La Bibliothèque nationale de France
Paris (F) 1995
Transfiguration of the wall. The Bibliothèque Nationale de France can be described as a piece of urban art, which offers a virtual volume in between four “beacon”-like markers. It is a major example of the aesthetic of the disappearance of architecture. The idea of covering the walls inside and outside the library with metallic mesh literally transfigures the wall. To change the face and nature of objects, the use of metallic fabrics makes it possible to replace the physical and the concrete with fabric and texture. The resulting transfiguration is intensified by the many qualities of this material: its dense structure, the way it can be stretched and folded, the way it shimmers, and its iridescence and graphic texture. In the case of the internal stairway, large panels of metallic mesh are suspended at a distance from the concrete wall and cover the acoustic panels in between. Technical services can be hidden behind this intervention. The architectural design follows the same principle as for clothing: the independence of clothing from the body creates a space of relation while it also separates them.
Albi (F) 2014
Dematerialization of the façade.

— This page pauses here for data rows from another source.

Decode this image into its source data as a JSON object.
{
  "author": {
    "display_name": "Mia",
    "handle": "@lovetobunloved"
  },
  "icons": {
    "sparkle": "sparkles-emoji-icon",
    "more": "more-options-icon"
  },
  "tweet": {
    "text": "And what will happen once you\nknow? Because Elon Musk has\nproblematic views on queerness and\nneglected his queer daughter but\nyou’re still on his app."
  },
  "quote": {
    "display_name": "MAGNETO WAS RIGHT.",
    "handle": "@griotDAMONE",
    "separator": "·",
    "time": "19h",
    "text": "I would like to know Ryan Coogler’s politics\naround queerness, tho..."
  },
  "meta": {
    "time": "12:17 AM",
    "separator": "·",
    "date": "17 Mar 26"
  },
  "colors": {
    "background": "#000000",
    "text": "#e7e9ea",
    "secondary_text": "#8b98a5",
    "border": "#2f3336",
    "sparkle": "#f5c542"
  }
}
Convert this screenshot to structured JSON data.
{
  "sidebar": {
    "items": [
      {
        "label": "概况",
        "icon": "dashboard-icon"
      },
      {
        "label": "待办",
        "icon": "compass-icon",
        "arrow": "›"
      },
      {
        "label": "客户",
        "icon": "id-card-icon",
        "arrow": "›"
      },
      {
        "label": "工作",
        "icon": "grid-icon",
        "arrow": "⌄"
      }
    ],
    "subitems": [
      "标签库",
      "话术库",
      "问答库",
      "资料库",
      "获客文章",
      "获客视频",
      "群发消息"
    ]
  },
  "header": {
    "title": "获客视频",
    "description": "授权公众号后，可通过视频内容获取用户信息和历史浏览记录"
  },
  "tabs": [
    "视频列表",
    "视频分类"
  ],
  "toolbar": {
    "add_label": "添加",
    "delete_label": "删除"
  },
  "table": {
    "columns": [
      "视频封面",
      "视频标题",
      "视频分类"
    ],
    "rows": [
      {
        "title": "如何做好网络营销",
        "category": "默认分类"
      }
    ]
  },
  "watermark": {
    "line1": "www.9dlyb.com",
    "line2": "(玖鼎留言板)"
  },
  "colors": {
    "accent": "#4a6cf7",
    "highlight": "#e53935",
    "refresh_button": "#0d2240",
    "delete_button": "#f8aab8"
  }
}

The Grand Theatre’s façade functions as a transition space, as all four sides of this prism are open and accessible. It is a transparent volume, fully glazed like a big window towards the city and draped with a gigantic smooth and lightweight cover in metallic mesh. To convincingly create the effect of a net, the metallic mesh functions as a membrane. Its curves and counter curves, required for this static mesh, create a free, happy and lyrical architecture. Its brilliance, reflections and color clothe the architecture in a robe of light while also serving as a filter for sunlight a wind break and a shelter from rain. The metallic mesh itself consists of a flat metal wire wound along steel rods to create a spiral mesh, which can then be woven in limitless dimensions. Huge panels are fastened with clevises as well as inverted and adjustable steel plates onto a steel frame construction so the angle of each plate can follow the curve of the façade and position the fabric in parallel. In the case of Albi like in many other cases the use of the metallic mesh is a way to free the architect from physical ties, sweep away heaviness and design architecture as easy to build as to declare.